Eileen and Jerry Spinelli
Can you give an example of some ways you nurture your writing self – process, practice, routine? Donna Jo: When I finish a page, I get a Hershey’s kiss. When I finish a chapter, I get a beer. When I finish a whole first draft, my husband and I share a bottle of prosecco. Jerry: I love it when the muse pays me a visit. But that happens maybe once a decade. So it’s a job and I treat it as such. I mount the stairs to my office and begin writing each morning at ten. And often a funny thing happens. The fingers on the keys, the letters marching across the screen have a way of creating an energy, like jump-starting a car or flint-stoning a fire. Momentum carries me along. I find myself in places unseen from the vantage of inactivity, and, in the best moments, I find myself sneaking up on the muse. Eileen: I try to write most days. I read. A lot. I talk to writing friends. If I’m stuck and spinning my wheels…I do something else for a while: weed the garden…browse in a thrift shop…take a nap…reorganize the kitchen…play Scrabble…

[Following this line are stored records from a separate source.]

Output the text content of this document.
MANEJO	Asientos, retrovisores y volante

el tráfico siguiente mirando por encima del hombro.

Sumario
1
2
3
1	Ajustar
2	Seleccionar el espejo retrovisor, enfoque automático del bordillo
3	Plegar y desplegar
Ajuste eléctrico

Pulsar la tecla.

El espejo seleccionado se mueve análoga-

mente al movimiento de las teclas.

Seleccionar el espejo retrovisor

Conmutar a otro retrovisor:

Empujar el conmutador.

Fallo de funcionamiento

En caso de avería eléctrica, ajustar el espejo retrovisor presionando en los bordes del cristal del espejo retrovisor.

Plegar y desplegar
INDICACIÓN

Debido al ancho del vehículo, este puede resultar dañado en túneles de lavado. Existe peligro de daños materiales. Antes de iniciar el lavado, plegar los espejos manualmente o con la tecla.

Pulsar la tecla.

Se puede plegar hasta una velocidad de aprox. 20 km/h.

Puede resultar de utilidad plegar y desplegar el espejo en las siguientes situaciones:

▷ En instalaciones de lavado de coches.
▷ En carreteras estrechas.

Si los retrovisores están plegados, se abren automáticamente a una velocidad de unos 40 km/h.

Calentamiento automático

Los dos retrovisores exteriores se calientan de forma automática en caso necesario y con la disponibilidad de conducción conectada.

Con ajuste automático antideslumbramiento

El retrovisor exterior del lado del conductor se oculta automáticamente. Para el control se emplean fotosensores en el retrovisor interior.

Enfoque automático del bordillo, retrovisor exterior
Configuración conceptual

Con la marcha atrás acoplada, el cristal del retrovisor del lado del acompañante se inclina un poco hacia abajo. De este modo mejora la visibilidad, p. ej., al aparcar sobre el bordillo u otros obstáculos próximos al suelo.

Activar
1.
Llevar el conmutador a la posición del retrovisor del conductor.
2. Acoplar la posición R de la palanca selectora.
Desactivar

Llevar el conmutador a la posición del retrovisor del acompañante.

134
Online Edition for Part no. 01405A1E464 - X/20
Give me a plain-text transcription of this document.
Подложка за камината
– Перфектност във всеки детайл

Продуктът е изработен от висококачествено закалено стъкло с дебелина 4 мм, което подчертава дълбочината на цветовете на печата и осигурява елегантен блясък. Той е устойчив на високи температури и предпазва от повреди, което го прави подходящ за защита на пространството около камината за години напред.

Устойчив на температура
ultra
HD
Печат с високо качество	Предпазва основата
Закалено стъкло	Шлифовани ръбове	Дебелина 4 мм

Can you share a few thoughts on how new writers can build a successful writing practice? Donna Jo: Take yourself seriously. Make promises to yourself and keep them — just as you would if you made a promise to a colleague. Work hard. Jerry: Do you have time to read a few hundred pages? But in the end, really, ninety percent of it is this: WRITE. WRITE. WRITE. Eileen: Know yourself. Do you have best energy in the morning? Or evening? Do your thoughts flow better writing longhand…or on the computer? Talk with other writers. How do they make time for the writing work? Are you willing to give up an hour of TV most days? If there are too many distractions at home…can you get to a library or cafe for an hour?
How important (or not) is the concern about getting published, to the writing process? Does it inspire? Interfere? Donna Jo: The concern about getting published should be zero on the first drafts. On first drafts, just go wherever you need to go. Let it happen. Then, when you see what you have, you can ask yourself what you need to do to make this understandable not just to yourself, but to strangers as well. If it’s not understandable to strangers, it won’t get published. But if you’re writing only for yourself, you never have to ask that question. I hate the word “inspire” — I think there is no inspiration in writing, there is only hard work, faith, good spirit, flexibility — all the things you need to succeed at anything else. Jerry: Let’s stipulate at the start that self-publishing is off the table. So yes, you can take dead-aim at publication. You can study the market and try to tailor your work to fit. I tried that a long time ago and it didn’t go very well. For me–and I think for many others–the ticket was to identify what I wanted to write about and what I seemed to be good at and just go ahead and do it: write write write. The rest, I guess, is faith, faith that if your stuff is good enough sooner or later somebody will want to publish it. Generally speaking, I still think this is true. Eileen: For me (though not for everyone) being overly concerned about the market or getting published tends to interfere. I try to put that out of my mind until I have completed whatever it is I’m writing.